PCA_codes_L = PCA(n_components=codes_dim_L, whiten=True)
codes_pca_L = np.array(PCA_codes_L.fit_transform(codes_L))

In [None]:
PCA_codes_X_L = PCA(n_components=codes_X_layerdim, whiten=True)
codes_pca_X_L = np.array(PCA_codes_X_L.fit_transform(codes_X_L))

In [None]:
pp = sns.pairplot(pd.DataFrame(codes_pca_X_L[0:1000]), height = 2.0, aspect=1.6,
                      plot_kws=dict(edgecolor="k", linewidth=0.0, alpha=0.05, size=0.01, s=0.01),
                      diag_kind="kde", diag_kws=dict(shade=True))

fig = pp.fig
fig.subplots_adjust(top=0.93, wspace=0.3)
t = fig.suptitle('Pairwise Plots', fontsize=14)

### KDE для кодов

In [None]:
def smart_gridsearch(begin, end, data, resolution = 7, rel_x_epsilon = 0.01, rtol = 0.001, n_jobs = 2, cv = 5):
    while True:
        grid = np.logspace(np.log10(begin), np.log10(end), resolution)
        print("Поиск по сетке: ", grid)
        params = {'bandwidth': grid}
        
        grid_search = GridSearchCV(KernelDensity(rtol = rtol, kernel='gaussian'), params, n_jobs = n_jobs, verbose = 10, cv = cv)
        grid_search.fit(data)
        
        if grid_search.best_index_ == 0:
            begin *= begin / end
            end = grid[1]
        elif grid_search.best_index_ == resolution - 1:
            end *= end / grid[-2]
            begin = grid[-2]
        else:
            begin = grid[grid_search.best_index_ - 1]
            end = grid[grid_search.best_index_ + 1]

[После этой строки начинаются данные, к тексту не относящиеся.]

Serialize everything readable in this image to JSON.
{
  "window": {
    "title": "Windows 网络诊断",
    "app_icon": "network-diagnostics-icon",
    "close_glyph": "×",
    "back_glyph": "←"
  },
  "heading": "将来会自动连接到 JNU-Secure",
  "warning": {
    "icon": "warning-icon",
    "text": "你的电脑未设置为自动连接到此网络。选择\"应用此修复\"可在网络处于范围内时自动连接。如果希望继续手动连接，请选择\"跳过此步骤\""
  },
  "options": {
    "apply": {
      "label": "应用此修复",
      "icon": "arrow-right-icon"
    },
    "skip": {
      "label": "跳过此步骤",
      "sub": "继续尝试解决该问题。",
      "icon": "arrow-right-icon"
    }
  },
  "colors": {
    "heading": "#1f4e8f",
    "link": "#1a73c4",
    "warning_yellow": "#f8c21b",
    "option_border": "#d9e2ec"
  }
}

            if end - begin < rel_x_epsilon * grid[grid_search.best_index_]:
                return grid_search 

In [None]:
KDE_codes_X = smart_gridsearch(0.3, 0.6, codes_pca_X, n_jobs = n_jobs).best_estimator_
KDE_codes_X.set_params(rtol = 0.0)
print(KDE_codes_X.get_params())

In [None]:
KDE_codes_L = smart_gridsearch(0.01, 0.2, codes_pca_L, n_jobs = n_jobs).best_estimator_
KDE_codes_L.set_params(rtol = 0.0)
print(KDE_codes_L.get_params())

In [None]:
KDE_codes_X_L = smart_gridsearch(0.3, 0.6, codes_pca_X_L, n_jobs = n_jobs).best_estimator_
KDE_codes_X_L.set_params(rtol = 0.0)
#KDE_codes_12 = KernelDensity(rtol = 0.0, bandwidth = max(KDE_codes_1.get_params()['bandwidth'], KDE_codes_2.get_params()['bandwidth']))
print(KDE_codes_X_L.get_params())

In [None]:
info['bandwidth_X'] = KDE_codes_X.get_params()['bandwidth']
info['bandwidth_L'] = KDE_codes_L.get_params()['bandwidth']
info['bandwidth_X_L'] = KDE_codes_X_L.get_params()['bandwidth']

# Сохранение информации.
with open(full_path + 'info.json', 'w') as fp:
    json.dump(info, fp, indent=4)

## Подсчёт взаимной информации

### $ I(X, L) $

Взаимная информация между входом и слоем:

$$
I(X, L) = H(X) + H(L) - H(X,L)
$$

In [None]:
def _loo_step(bandwidth, samples, i):
    loo_samples = samples
    np.delete(loo_samples, i)
    
    kde = KernelDensity(bandwidth=bandwidth, kernel='gaussian')
    kde.fit(loo_samples)
    return kde.score_samples([samples[i]])[0]

In [None]:
def entropy_leave_one_out_parallel(path, bandwidth, samples, n_jobs = 2, first_N = None, parts = 10, recover_saved = False):
    """
    Параллельное вычисление оценки энтропии методом убрать-один-элемент.
    """
    
    # Создание временных папок для сохранения прогресса.
    parts_path = path + "LOO_PARTS/"
    os.makedirs(parts_path, exist_ok=True)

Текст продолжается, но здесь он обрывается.